Grabbing a SSL/TLS certificate isn’t the only step to get your WordPress site to work correctly over HTTPS. Today we’ll cover all three steps required to resolve mixed content warnings on your WordPress site and display the green lock icon for visitors.
1. Install your SSL/TLS certificate
Before you begin any of the other steps, you need to have a valid certificate installed on your host. Without this, you and your visitors will get a red lock icon and a few security warnings.
Cyberia Technologies hosting integrates with Let’s Encrypt SSL, a free certificate authority backed by major players like Google, Mozilla, and Cisco Systems. Installation is rather simple and can be completed in a matter of seconds. Your domain must already be live before Let’s Encrypt will allow you to install SSL.
Each hosting provider is different. Contact your technical support to find out if they feature Let’s Encrypt certificates. If you are a Cyberia Technologies customer and have questions or trouble, you can email our support.
2. Go to WordPress Dashboard > Settings > General
Now that you’ve already installed your SSL certificate, you must “tell” WordPress to use it. You can do this by adding the ‘s’ in the website URL (http:// to https://). Click ‘Save’ after making changes to both fields.
WordPress will log you out automatically. Simply log back in again with your admin account. Now onto the next step.
3. Install ‘Better Search Replace’ plugin & go to Settings tab
This step fixes mixed content warnings for your attachments, images, and theme files that are still using the non-secure protocol.
From your WordPress Dashboard, select ‘Add New Plugin’ and type ‘Better Search Replace’ into the search box. Click ‘Install’ and then ‘Activate’. Next, go to Dashboard > Tools and select ‘Better Search Replace’.
We want to find all the remnants of the non-secure URL lurking behind and secure them. The first field is for the old, non-secure URL. The second field must contain the new, secure URL. We’ve highlighted the correct changes with purple. Note: take extreme care not to mistype the protocols or misspell your domain. You can completely break your site otherwise.

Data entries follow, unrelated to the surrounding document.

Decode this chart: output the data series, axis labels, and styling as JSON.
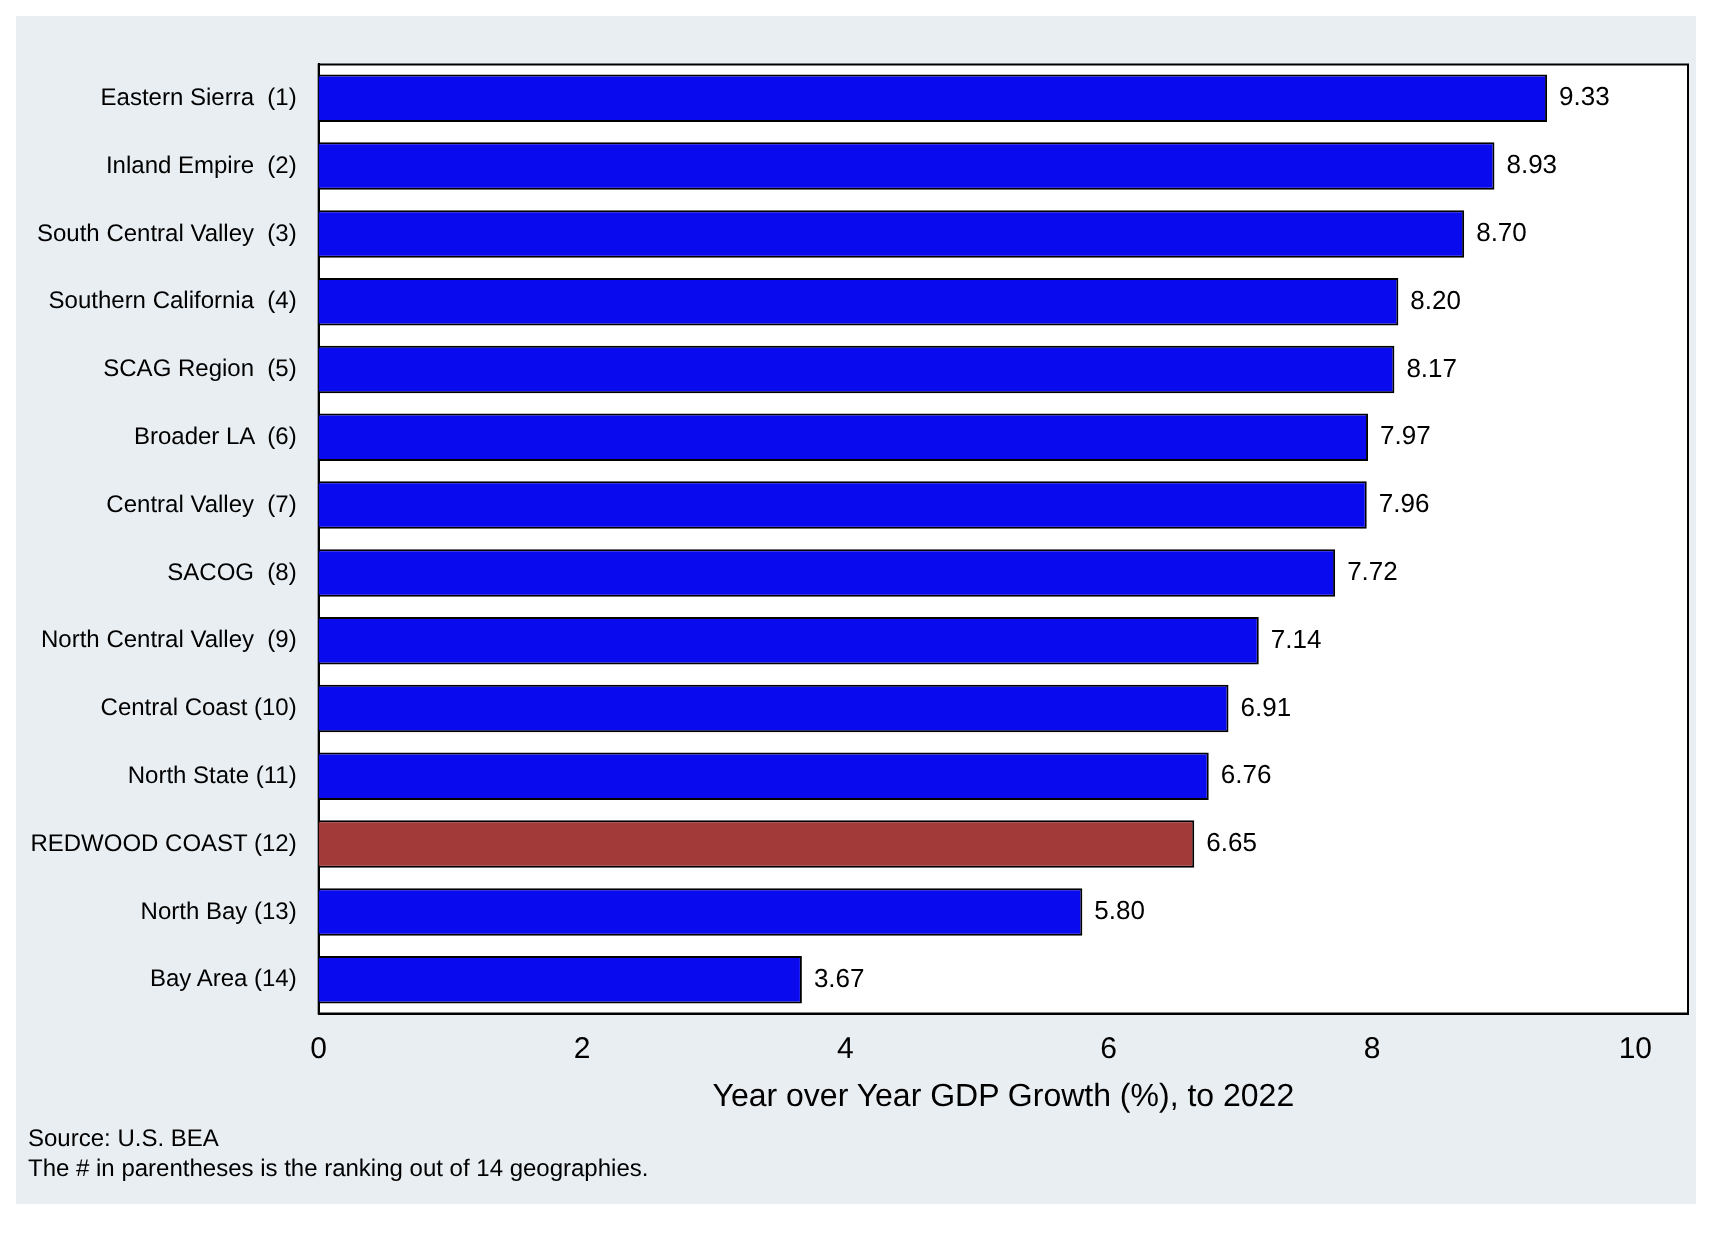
{
  "chart_data": {
    "type": "bar",
    "orientation": "horizontal",
    "xlabel": "Year over Year GDP Growth (%), to 2022",
    "categories": [
      "Eastern Sierra  (1)",
      "Inland Empire  (2)",
      "South Central Valley  (3)",
      "Southern California  (4)",
      "SCAG Region  (5)",
      "Broader LA  (6)",
      "Central Valley  (7)",
      "SACOG  (8)",
      "North Central Valley  (9)",
      "Central Coast (10)",
      "North State (11)",
      "REDWOOD COAST (12)",
      "North Bay (13)",
      "Bay Area (14)"
    ],
    "values": [
      9.33,
      8.93,
      8.7,
      8.2,
      8.17,
      7.97,
      7.96,
      7.72,
      7.14,
      6.91,
      6.76,
      6.65,
      5.8,
      3.67
    ],
    "value_labels": [
      "9.33",
      "8.93",
      "8.70",
      "8.20",
      "8.17",
      "7.97",
      "7.96",
      "7.72",
      "7.14",
      "6.91",
      "6.76",
      "6.65",
      "5.80",
      "3.67"
    ],
    "colors": [
      "#0a0aee",
      "#0a0aee",
      "#0a0aee",
      "#0a0aee",
      "#0a0aee",
      "#0a0aee",
      "#0a0aee",
      "#0a0aee",
      "#0a0aee",
      "#0a0aee",
      "#0a0aee",
      "#a33a3a",
      "#0a0aee",
      "#0a0aee"
    ],
    "xlim": [
      0,
      10.4
    ],
    "xticks": [
      0,
      2,
      4,
      6,
      8,
      10
    ],
    "grid": false,
    "legend": false,
    "annotations": [
      "Source: U.S. BEA",
      "The # in parentheses is the ranking out of 14 geographies."
    ]
  }
}
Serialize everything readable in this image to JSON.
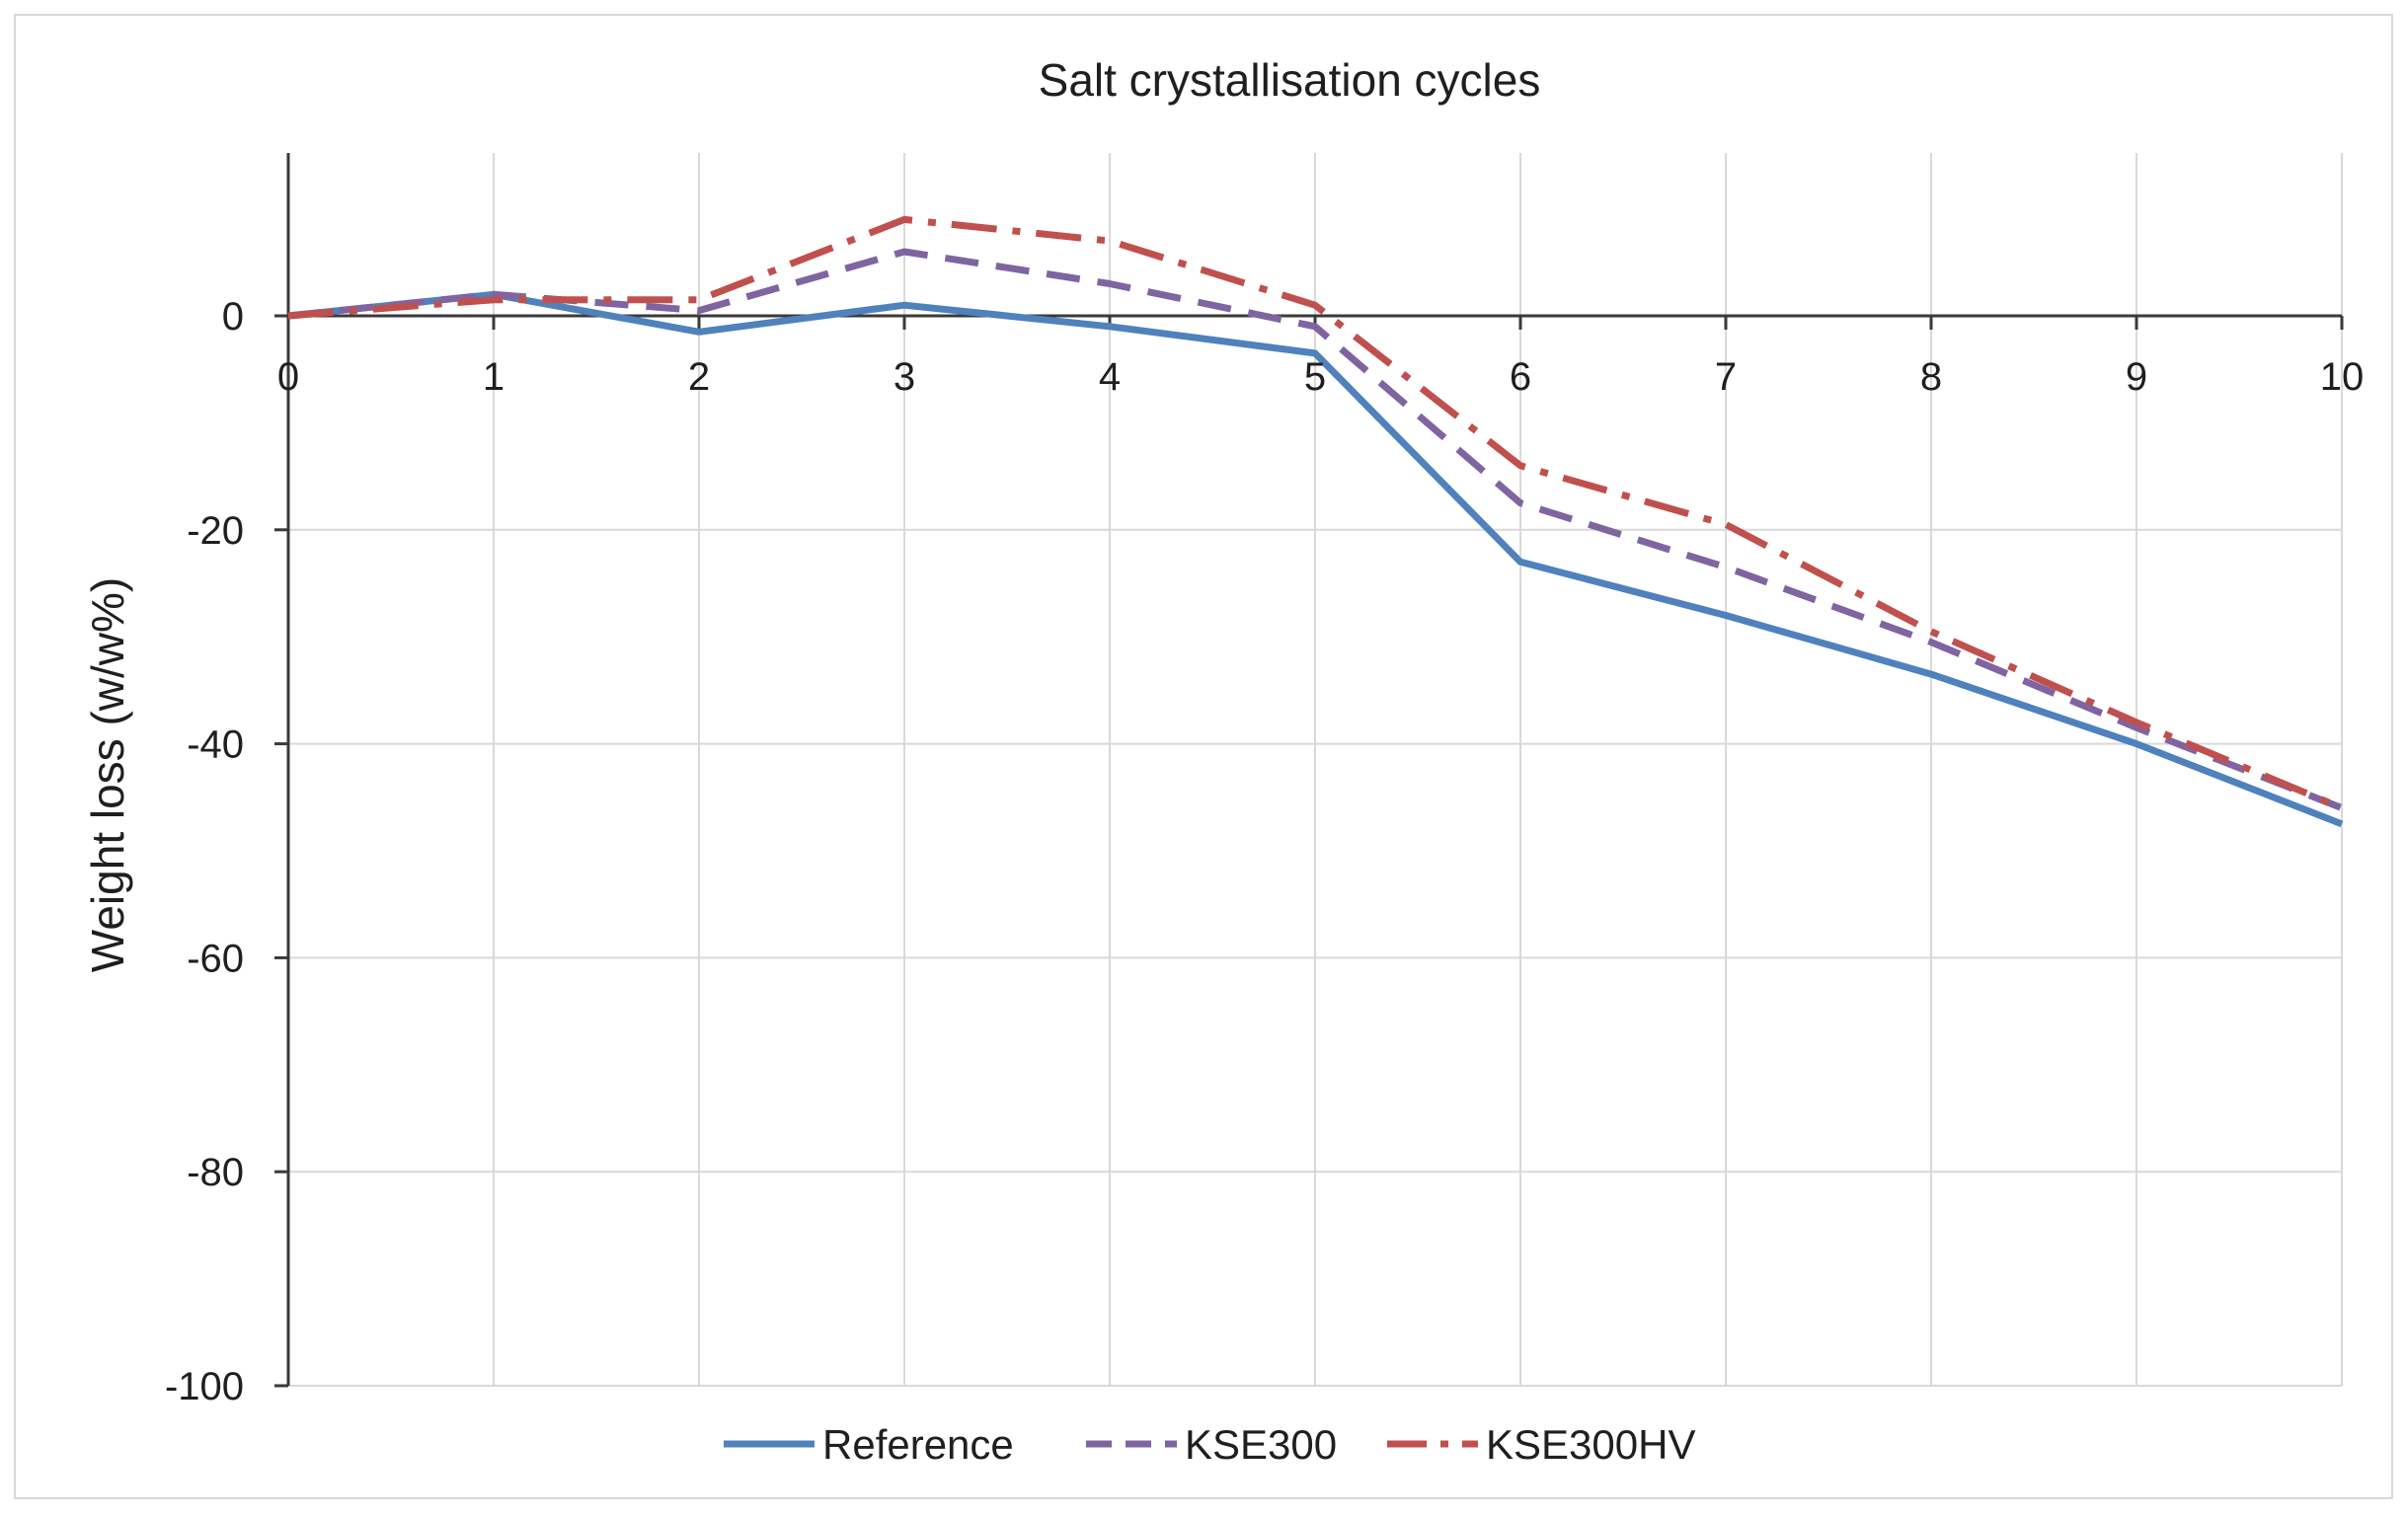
{
  "chart_data": {
    "type": "line",
    "title": "Salt crystallisation cycles",
    "xlabel": "",
    "ylabel": "Weight loss (w/w%)",
    "x": [
      0,
      1,
      2,
      3,
      4,
      5,
      6,
      7,
      8,
      9,
      10
    ],
    "x_tick_labels": [
      "0",
      "1",
      "2",
      "3",
      "4",
      "5",
      "6",
      "7",
      "8",
      "9",
      "10"
    ],
    "y_tick_labels": [
      "0",
      "-20",
      "-40",
      "-60",
      "-80",
      "-100"
    ],
    "y_ticks": [
      0,
      -20,
      -40,
      -60,
      -80,
      -100
    ],
    "xlim": [
      0,
      10
    ],
    "ylim": [
      -100,
      15
    ],
    "grid": true,
    "legend_position": "bottom",
    "series": [
      {
        "name": "Reference",
        "color": "#4f81bd",
        "style": "solid",
        "values": [
          0,
          2,
          -1.5,
          1,
          -1,
          -3.5,
          -23,
          -28,
          -33.5,
          -40,
          -47.5
        ]
      },
      {
        "name": "KSE300",
        "color": "#8064a2",
        "style": "dashed",
        "values": [
          0,
          2,
          0.5,
          6,
          3,
          -1,
          -17.5,
          -23.5,
          -30.5,
          -38.5,
          -46
        ]
      },
      {
        "name": "KSE300HV",
        "color": "#c0504d",
        "style": "dash-dot",
        "values": [
          0,
          1.5,
          1.5,
          9,
          7,
          1,
          -14,
          -19.5,
          -29.5,
          -38,
          -46
        ]
      }
    ]
  }
}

Next, select all the tables (SHIFT + left click on PC), or one by one if need be (CTRL + left click). Tick the GUID checkbox if your site is new or a testing site. The dry run checkbox must be unchecked to make the necessary changes. Otherwise it only does a test run with zero changes. Click ‘RUN Search/Replace’ at the bottom to finish.
That’s it! You’ve successfully completed the WordPress database search & replace step! Your WordPress site is now fully secure over SSL/TLS. and visitors will see the lock in the upper left corner of their browser. Take a look for yourself! If you don’t see the lock, try clearing your browser cache and cookies then refresh.
Note 1: This only secures your own WordPress site and everything hosted inside of it. If you are displaying external pictures or content, i.e. using hotlinks or an iframe, those resources still need to be secured on their own hosting.
Note 2: It’s a good idea to update your Google Analytics and Google Webmaster Tools properties to the new secure URL (https://).
Note 3: You should setup a 301 redirect from the old non-secure URL to your new secure website URL. This is so users and bots visiting your old URL will arrive seamlessly on the secured version of your website. SEO rankings, or “link juice”, can take a few weeks to fully settle, though it is worth it in the long term.